La scoperta è stata possibile grazie alla combinazione di dati raccolti da numerose missioni spaziali internazionali, tra cui il Trace Gas Orbiter (TGO) e la sonda Mars Express dell’ESA, oltre al Mars Reconnaissance Orbiter della NASA e ai rover Curiosity, Pathfinder e Opportunity. Le analisi hanno rivelato che anche nelle aree più polverose del pianeta sono presenti minerali ricchi di acqua, fornendo ulteriori indizi sulla passata presenza di ambienti umidi.

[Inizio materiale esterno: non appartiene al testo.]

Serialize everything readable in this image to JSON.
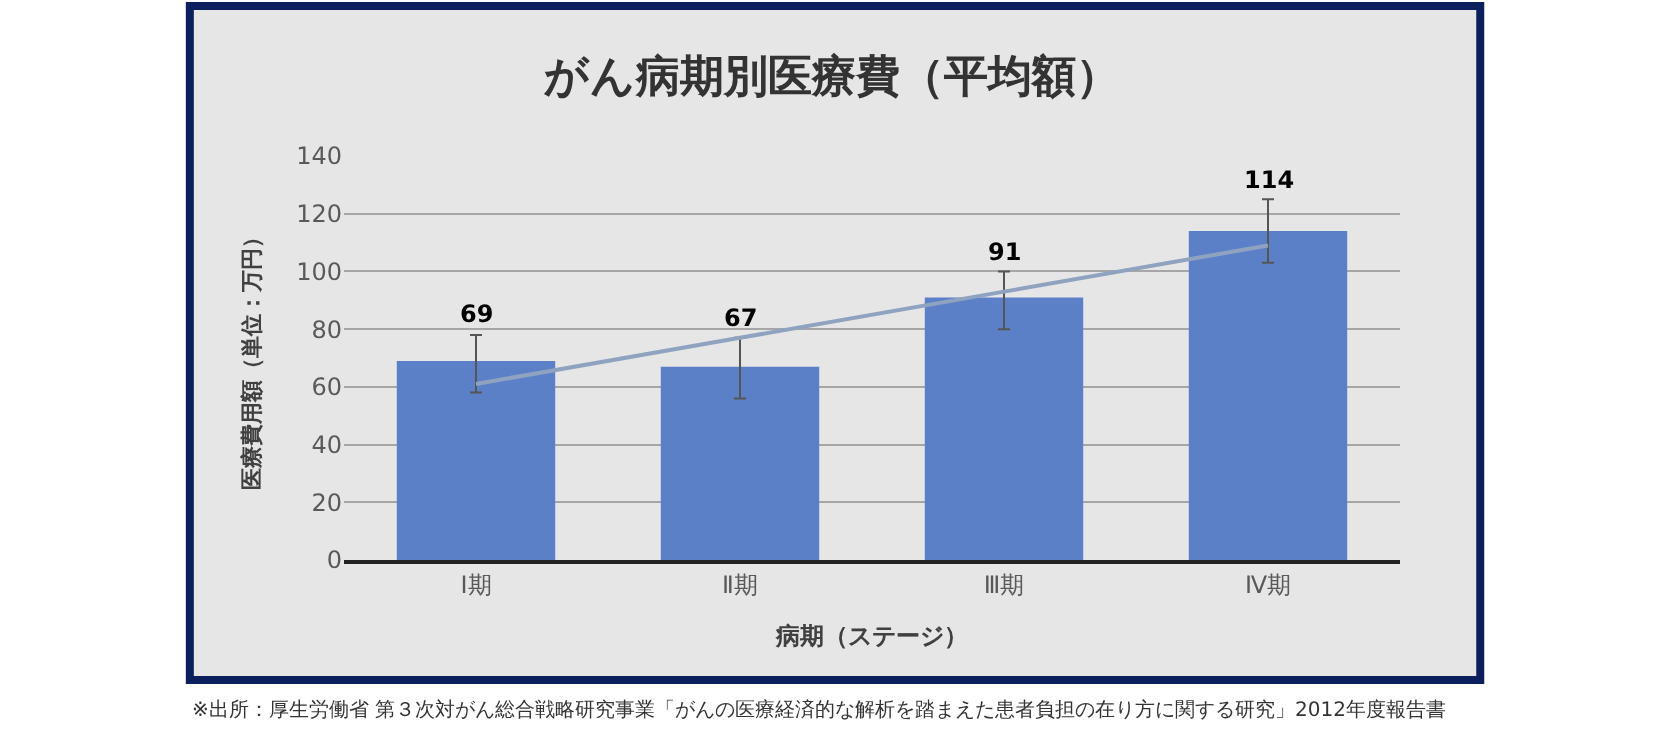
{
  "chart_data": {
    "type": "bar",
    "title": "がん病期別医療費（平均額）",
    "xlabel": "病期（ステージ）",
    "ylabel": "医療費用額（単位：万円）",
    "categories": [
      "Ⅰ期",
      "Ⅱ期",
      "Ⅲ期",
      "Ⅳ期"
    ],
    "series": [
      {
        "color": "#5b80c8",
        "values": [
          69,
          67,
          91,
          114
        ],
        "value_labels": [
          "69",
          "67",
          "91",
          "114"
        ],
        "errors": [
          [
            58,
            78
          ],
          [
            56,
            77
          ],
          [
            80,
            100
          ],
          [
            103,
            125
          ]
        ]
      },
      {
        "type": "line",
        "color": "#8fa3c0",
        "values": [
          61,
          77,
          93,
          109
        ],
        "marker": "none"
      }
    ],
    "ylim": [
      0,
      140
    ],
    "yticks": [
      0,
      20,
      40,
      60,
      80,
      100,
      120,
      140
    ],
    "grid": "y",
    "annotations": [
      "※出所：厚生労働省 第３次対がん総合戦略研究事業「がんの医療経済的な解析を踏まえた患者負担の在り方に関する研究」2012年度報告書"
    ]
  }
}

Per testare questa ipotesi, i ricercatori hanno ricreato in laboratorio una replica della polvere marziana, utilizzando una sofisticata macchina per macinare i campioni fino a ottenere particelle grandi appena un centesimo del diametro di un capello umano. I campioni sono stati poi esaminati con le stesse tecniche impiegate dalle sonde spaziali per confrontare i risultati con le osservazioni dirette del suolo marziano. “Marte resta il Pianeta Rosso, ma il nostro studio ha trasformato la comprensione del motivo per cui lo è“, ha sottolineato Valantinas.

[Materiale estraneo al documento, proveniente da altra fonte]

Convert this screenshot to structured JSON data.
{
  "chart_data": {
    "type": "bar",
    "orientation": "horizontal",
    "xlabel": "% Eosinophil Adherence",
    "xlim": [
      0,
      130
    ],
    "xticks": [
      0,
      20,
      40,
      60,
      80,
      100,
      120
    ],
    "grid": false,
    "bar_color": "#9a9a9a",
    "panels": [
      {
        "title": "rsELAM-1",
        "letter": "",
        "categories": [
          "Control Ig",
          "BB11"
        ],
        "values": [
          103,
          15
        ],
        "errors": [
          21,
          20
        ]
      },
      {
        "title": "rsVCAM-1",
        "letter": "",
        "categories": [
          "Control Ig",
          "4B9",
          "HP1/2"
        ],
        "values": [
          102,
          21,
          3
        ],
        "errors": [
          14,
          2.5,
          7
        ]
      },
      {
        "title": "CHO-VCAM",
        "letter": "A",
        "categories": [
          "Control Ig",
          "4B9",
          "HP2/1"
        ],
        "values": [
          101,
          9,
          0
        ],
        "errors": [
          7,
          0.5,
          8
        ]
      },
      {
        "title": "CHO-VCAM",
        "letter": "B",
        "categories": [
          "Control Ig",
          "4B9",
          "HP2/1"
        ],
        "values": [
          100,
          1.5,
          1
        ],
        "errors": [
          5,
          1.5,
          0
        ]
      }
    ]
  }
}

Le prossime missioni potrebbero confermare la scoperta

La ricerca rappresenta un passo avanti importante, ma per avere conferme definitive sarà necessario attendere l’arrivo sulla Terra dei campioni di suolo marziano, che verranno riportati dalle future missioni NASA-ESA Mars Sample Return. Alcuni dei campioni già raccolti dal rover Perseverance contengono polvere marziana, e il loro studio in laboratorio potrebbe rivelare esattamente quanto ferridrite è presente sulla superficie del pianeta.

Siamo impazienti di analizzare i campioni che verranno restituiti sulla Terra, perché ci permetteranno di determinare con precisione la quantità di ferridrite nella polvere marziana“, ha affermato Colin Wilson, scienziato di riferimento per le missioni TGO e Mars Express dell’ESA. “Questi dati potrebbero cambiare radicalmente la nostra comprensione della storia dell’acqua su Marte e della possibilità che un tempo ospitasse forme di vita“.

Per ora, la tonalità rossastra di Marte continuerà ad affascinare e a sollevare domande, mentre gli scienziati attendono di poterla studiare da vicino con nuove missioni spaziali.